Despite the problems of using results as a barometer of decision quality, it remains endemic in investment.  We use outcomes as a simple indicator and then weave narratives around these views. We take a difficult problem, simplify it (are results good or bad?) and then create a story to justify the outcome.  This pattern of behaviour is evident in a range of poor investment decisions, such as: susceptibility to financial frauds, participation in investment bubbles, performance chasing and excessive short-term trading.

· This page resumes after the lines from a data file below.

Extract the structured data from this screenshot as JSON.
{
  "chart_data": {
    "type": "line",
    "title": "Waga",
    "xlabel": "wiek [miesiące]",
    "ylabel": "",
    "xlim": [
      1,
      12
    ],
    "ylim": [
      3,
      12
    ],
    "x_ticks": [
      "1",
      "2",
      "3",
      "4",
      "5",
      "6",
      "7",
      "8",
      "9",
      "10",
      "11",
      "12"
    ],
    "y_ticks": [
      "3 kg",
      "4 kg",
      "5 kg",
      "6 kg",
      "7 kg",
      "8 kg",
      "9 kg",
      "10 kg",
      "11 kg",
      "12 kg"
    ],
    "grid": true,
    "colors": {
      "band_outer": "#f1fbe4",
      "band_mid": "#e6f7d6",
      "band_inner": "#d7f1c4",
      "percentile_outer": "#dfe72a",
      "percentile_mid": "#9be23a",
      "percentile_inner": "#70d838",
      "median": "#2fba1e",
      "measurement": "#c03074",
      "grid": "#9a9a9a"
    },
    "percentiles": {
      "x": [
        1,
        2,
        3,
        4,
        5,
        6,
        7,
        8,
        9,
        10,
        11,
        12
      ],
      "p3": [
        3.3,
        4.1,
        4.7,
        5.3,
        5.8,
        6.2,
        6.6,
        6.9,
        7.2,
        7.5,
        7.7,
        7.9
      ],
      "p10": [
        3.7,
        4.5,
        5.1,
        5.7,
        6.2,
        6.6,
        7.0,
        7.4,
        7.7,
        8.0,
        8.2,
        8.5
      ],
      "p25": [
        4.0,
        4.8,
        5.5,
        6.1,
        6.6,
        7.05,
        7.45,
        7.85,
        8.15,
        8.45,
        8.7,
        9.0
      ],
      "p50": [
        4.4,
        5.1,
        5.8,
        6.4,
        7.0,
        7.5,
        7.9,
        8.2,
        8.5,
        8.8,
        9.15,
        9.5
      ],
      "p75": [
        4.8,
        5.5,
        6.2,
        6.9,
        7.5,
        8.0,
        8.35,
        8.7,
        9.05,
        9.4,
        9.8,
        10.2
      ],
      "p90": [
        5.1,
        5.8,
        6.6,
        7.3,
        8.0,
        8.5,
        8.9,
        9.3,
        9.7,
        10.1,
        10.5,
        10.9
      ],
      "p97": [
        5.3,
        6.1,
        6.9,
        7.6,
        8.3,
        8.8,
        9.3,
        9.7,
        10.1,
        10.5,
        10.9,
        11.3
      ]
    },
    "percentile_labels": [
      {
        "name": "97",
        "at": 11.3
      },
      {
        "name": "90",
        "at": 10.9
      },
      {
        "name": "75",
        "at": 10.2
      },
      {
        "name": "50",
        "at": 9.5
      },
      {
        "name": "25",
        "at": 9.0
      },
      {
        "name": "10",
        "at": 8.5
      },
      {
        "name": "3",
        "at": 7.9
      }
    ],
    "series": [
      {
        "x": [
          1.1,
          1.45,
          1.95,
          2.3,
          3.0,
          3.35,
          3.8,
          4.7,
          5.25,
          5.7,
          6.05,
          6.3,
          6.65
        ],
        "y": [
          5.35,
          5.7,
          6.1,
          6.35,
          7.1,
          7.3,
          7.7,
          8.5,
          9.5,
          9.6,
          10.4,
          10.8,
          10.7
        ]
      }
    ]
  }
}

There is an increasing drive by financial regulators to assess the value for money provided by investment professionals by using simple comparative performance metrics, whilst this is an understandable approach to dealing with a fiendishly difficult problem; it creates a situation where a fluky dart thrower is often perceived to have offered a superior service to someone diligent yet unfortunate.  These issues are also why performance fees for actively managed funds are so problematic – they egregiously reward the lucky and pay little heed to process or conscientiousness.   There are no easy solutions here but being a beholden to outcomes alone is by no means a panacea.

In an investment context it actually seems wrong to refer to outcome bias; rather we should talk about the outcome heuristic.  That is we use outcomes as a mental shortcut to simplify a highly complex and inherently unpredictable task.  The use of rules of thumb is smart and effective in some domains, using outcomes as a proxy for sound decision making in investment is anything but.

[i] Gino, F., Moore, D. A., & Bazerman, M. H. (2009). No harm, no foul: The outcome bias in ethical judgments.

[ii] Baron, J., & Hershey, J. C. (1988). Outcome bias in decision evaluation. Journal of personality and social psychology54(4), 569.

[iii] Vlek, C., Edwards, W., Kiss, I., Majone, G., & Toda, M. (1984). What constitutes” a good decision”?. Acta Psychologica.